Vera begins her story with the disappearance of her own mother, told as her teenage self recalls the event. Then Vera meets her future husband, marries, and has her own only daughter. We learn about another important event in the town—the arrival of a strange woman from “elsewhere.” And as Vera narrates everything from her dinner stews to her young daughter’s birthday party, we begin to know her intimately.
But as Vera navigates life, Schaitkin also creates a variety of plot twists. Vera vacillates between simple satisfaction with life and fear of being taken. Her overwhelming mothering instinct and attachment to her daughter become almost palpable. Nevertheless, the elemental question remains—what is motherhood and how are mothers and their children connected?
My conclusions
Elsewhere feels as elusive as those mountaintop clouds. It’s just slightly inside the fog, which means readers never fully understand the town or its inhabitants. In fact, townspeople even tell the stranger that she’ll, “ … never know what it’s like here.” And for me as a reader, Schaitkin left many unanswered questions, just as if I was that strange visitor.

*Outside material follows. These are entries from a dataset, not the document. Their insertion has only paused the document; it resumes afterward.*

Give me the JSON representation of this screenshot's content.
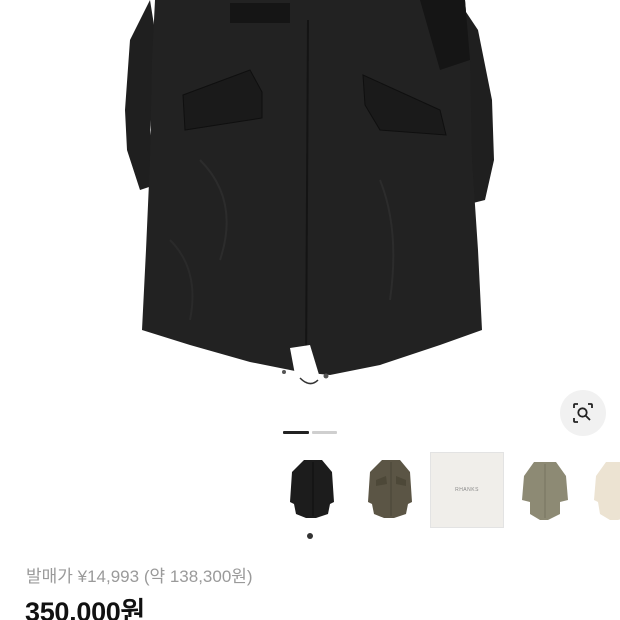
{
  "product": {
    "original_price_label": "발매가 ¥14,993 (약 138,300원)",
    "sale_price": "350,000원"
  },
  "gallery": {
    "current_slide": 1,
    "total_slides": 2
  },
  "thumbnails": {
    "items": [
      {
        "name": "black-coat",
        "selected": true
      },
      {
        "name": "olive-coat",
        "selected": false
      },
      {
        "name": "brand-box",
        "label": "RHANKS"
      },
      {
        "name": "khaki-coat",
        "selected": false
      },
      {
        "name": "cream-coat",
        "selected": false
      }
    ]
  },
  "icons": {
    "lens": "image-search-icon"
  }
}
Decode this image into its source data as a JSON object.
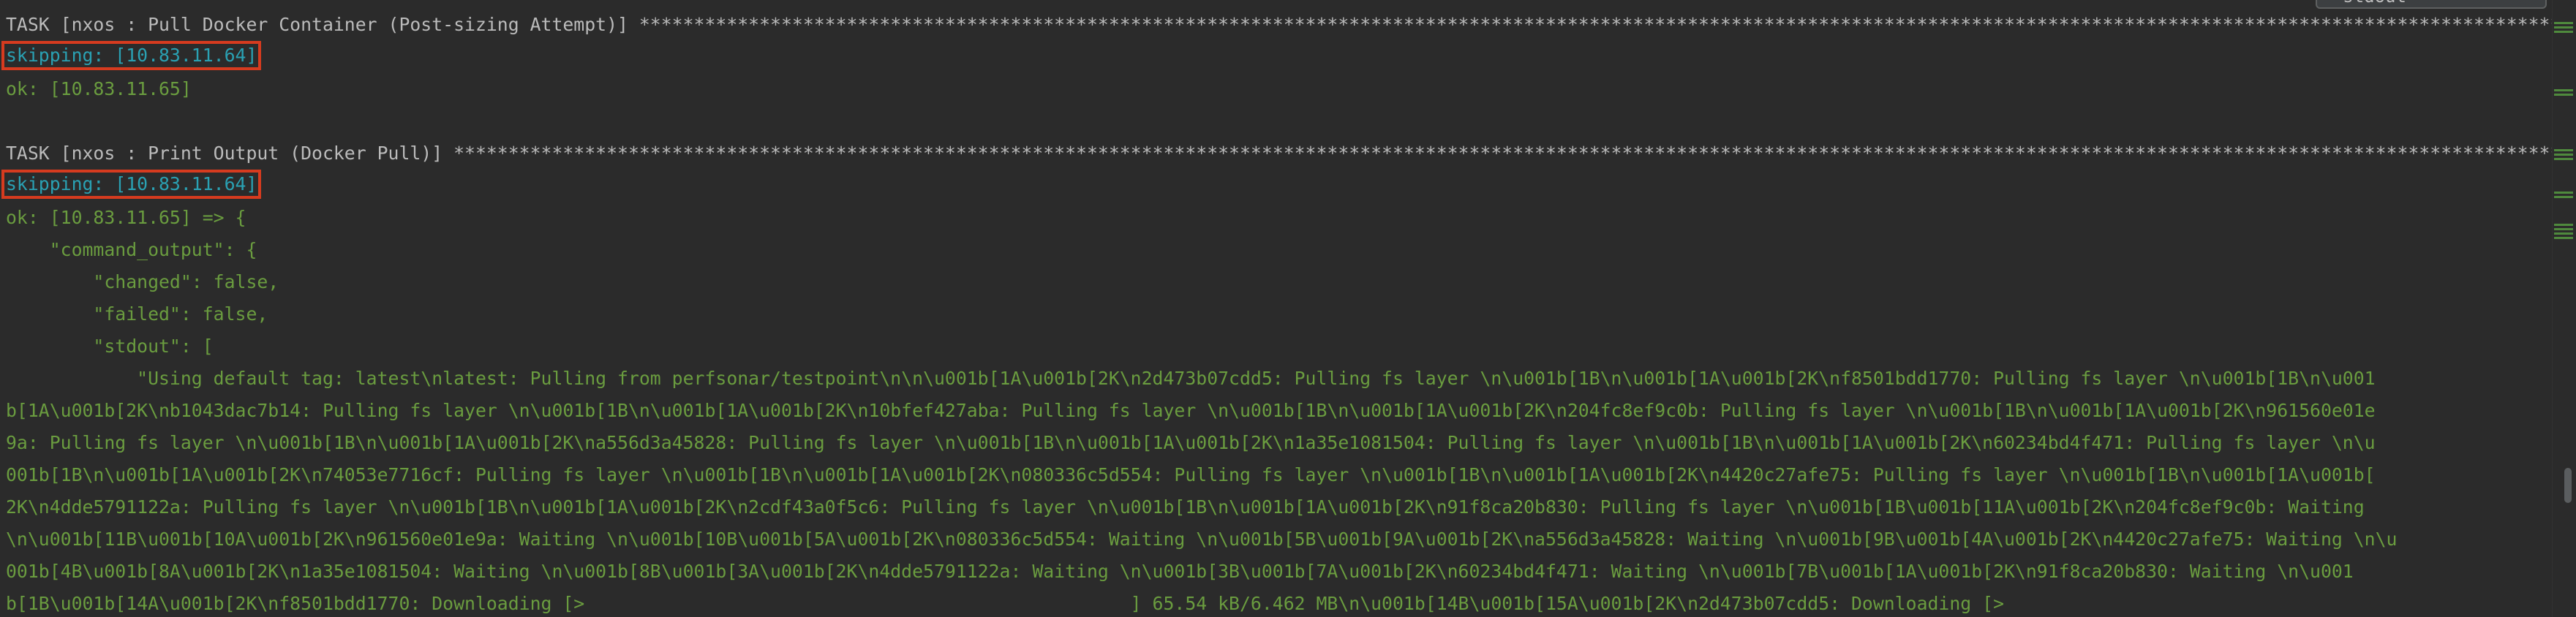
{
  "search": {
    "value": "stdout",
    "icon": "search-icon"
  },
  "lines": {
    "task1": "TASK [nxos : Pull Docker Container (Post-sizing Attempt)] ********************************************************************************************************************************************************************************************************************************************************",
    "skip1": "skipping: [10.83.11.64]",
    "ok1": "ok: [10.83.11.65]",
    "task2": "TASK [nxos : Print Output (Docker Pull)] ****************************************************************************************************************************************************************************************************************************************************************************",
    "skip2": "skipping: [10.83.11.64]",
    "ok2": "ok: [10.83.11.65] => {",
    "j1": "    \"command_output\": {",
    "j2": "        \"changed\": false,",
    "j3": "        \"failed\": false,",
    "j4": "        \"stdout\": [",
    "s1": "            \"Using default tag: latest\\nlatest: Pulling from perfsonar/testpoint\\n\\n\\u001b[1A\\u001b[2K\\n2d473b07cdd5: Pulling fs layer \\n\\u001b[1B\\n\\u001b[1A\\u001b[2K\\nf8501bdd1770: Pulling fs layer \\n\\u001b[1B\\n\\u001",
    "s2": "b[1A\\u001b[2K\\nb1043dac7b14: Pulling fs layer \\n\\u001b[1B\\n\\u001b[1A\\u001b[2K\\n10bfef427aba: Pulling fs layer \\n\\u001b[1B\\n\\u001b[1A\\u001b[2K\\n204fc8ef9c0b: Pulling fs layer \\n\\u001b[1B\\n\\u001b[1A\\u001b[2K\\n961560e01e",
    "s3": "9a: Pulling fs layer \\n\\u001b[1B\\n\\u001b[1A\\u001b[2K\\na556d3a45828: Pulling fs layer \\n\\u001b[1B\\n\\u001b[1A\\u001b[2K\\n1a35e1081504: Pulling fs layer \\n\\u001b[1B\\n\\u001b[1A\\u001b[2K\\n60234bd4f471: Pulling fs layer \\n\\u",
    "s4": "001b[1B\\n\\u001b[1A\\u001b[2K\\n74053e7716cf: Pulling fs layer \\n\\u001b[1B\\n\\u001b[1A\\u001b[2K\\n080336c5d554: Pulling fs layer \\n\\u001b[1B\\n\\u001b[1A\\u001b[2K\\n4420c27afe75: Pulling fs layer \\n\\u001b[1B\\n\\u001b[1A\\u001b[",
    "s5": "2K\\n4dde5791122a: Pulling fs layer \\n\\u001b[1B\\n\\u001b[1A\\u001b[2K\\n2cdf43a0f5c6: Pulling fs layer \\n\\u001b[1B\\n\\u001b[1A\\u001b[2K\\n91f8ca20b830: Pulling fs layer \\n\\u001b[1B\\u001b[11A\\u001b[2K\\n204fc8ef9c0b: Waiting",
    "s6": "\\n\\u001b[11B\\u001b[10A\\u001b[2K\\n961560e01e9a: Waiting \\n\\u001b[10B\\u001b[5A\\u001b[2K\\n080336c5d554: Waiting \\n\\u001b[5B\\u001b[9A\\u001b[2K\\na556d3a45828: Waiting \\n\\u001b[9B\\u001b[4A\\u001b[2K\\n4420c27afe75: Waiting \\n\\u",
    "s7": "001b[4B\\u001b[8A\\u001b[2K\\n1a35e1081504: Waiting \\n\\u001b[8B\\u001b[3A\\u001b[2K\\n4dde5791122a: Waiting \\n\\u001b[3B\\u001b[7A\\u001b[2K\\n60234bd4f471: Waiting \\n\\u001b[7B\\u001b[1A\\u001b[2K\\n91f8ca20b830: Waiting \\n\\u001",
    "s8": "b[1B\\u001b[14A\\u001b[2K\\nf8501bdd1770: Downloading [>                                                  ] 65.54 kB/6.462 MB\\n\\u001b[14B\\u001b[15A\\u001b[2K\\n2d473b07cdd5: Downloading [>"
  },
  "colors": {
    "background": "#2b2b2b",
    "task_text": "#bbbbbb",
    "ok_text": "#6a9c3f",
    "skip_text": "#2aa1b3",
    "highlight_border": "#d63b1f"
  }
}
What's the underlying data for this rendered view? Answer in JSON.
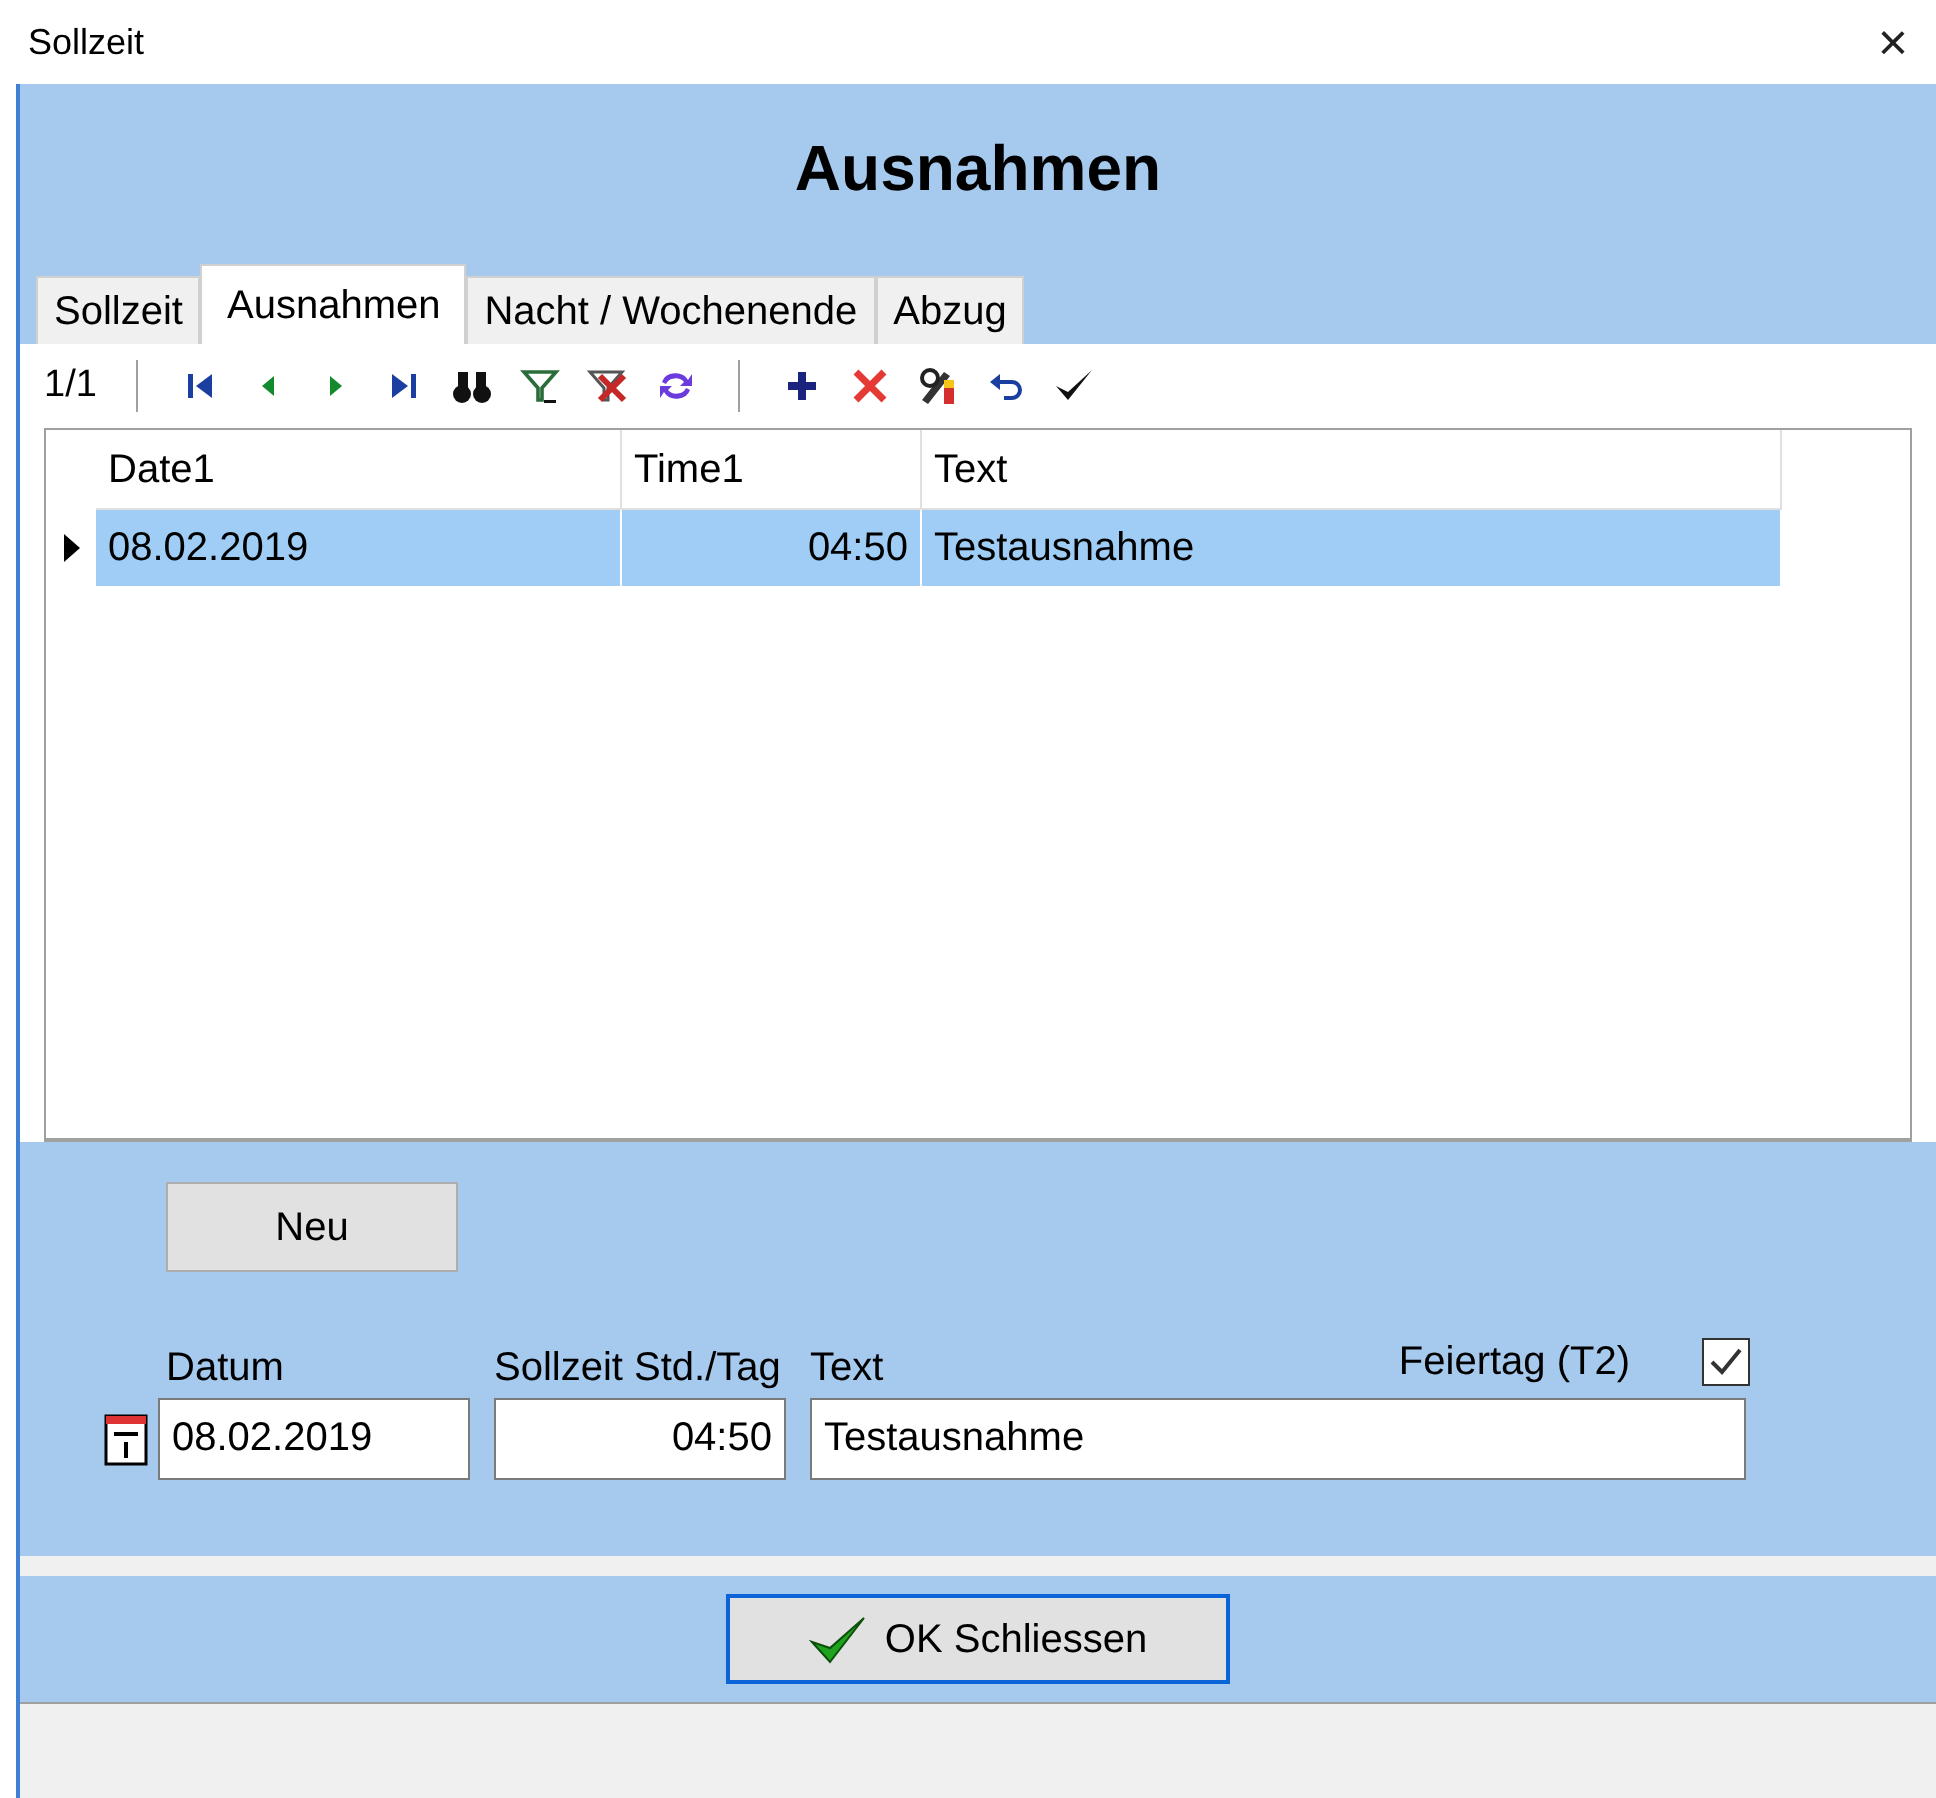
{
  "window": {
    "title": "Sollzeit",
    "close": "×"
  },
  "header": {
    "title": "Ausnahmen"
  },
  "tabs": [
    {
      "label": "Sollzeit",
      "selected": false
    },
    {
      "label": "Ausnahmen",
      "selected": true
    },
    {
      "label": "Nacht / Wochenende",
      "selected": false
    },
    {
      "label": "Abzug",
      "selected": false
    }
  ],
  "toolbar": {
    "record_count": "1/1"
  },
  "table": {
    "columns": [
      "Date1",
      "Time1",
      "Text"
    ],
    "rows": [
      {
        "cells": [
          "08.02.2019",
          "04:50",
          "Testausnahme"
        ],
        "selected": true
      }
    ]
  },
  "form": {
    "new_button": "Neu",
    "fields": [
      {
        "label": "Datum",
        "value": "08.02.2019"
      },
      {
        "label": "Sollzeit Std./Tag",
        "value": "04:50"
      },
      {
        "label": "Text",
        "value": "Testausnahme"
      }
    ],
    "holiday": {
      "label": "Feiertag (T2)",
      "checked": true
    }
  },
  "ok_button": "OK Schliessen"
}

Told entirely in the first-person voice of Vera, we hear only one perspective of the town. She reveals what she chooses, regardless of the opportunities to explain more. But this also makes Elsewhere an intense character study of a woman searching for her own truths. Vera is clearly a child of the enclave, but Schaitkin follows her for many decades. So despite the single viewpoint, we see Vera’s personality grow and change as she ages.
This is Schaitkin’s second book and the differences between Elsewhere and Saint X intrigued me. While Saint X is a mystery partly set in on a tropical island, Elsewhere has a much cooler and higher altitude location. And the introspective writing reflects this. On the other hand, one part of Saint X is set in New York City and has a similar sense of elsewhere as this newer book. On the whole, though, the author shifts genres very effectively.
I recommend Elsewhere if you appreciate thought-provoking speculative fiction focused on the roles of women and mothers.
Acknowledgments
Many thanks to Celadon Books and the author for an advance reading copy of the book in exchange for this honest review. Elsewhere debuts on June 28, 2022.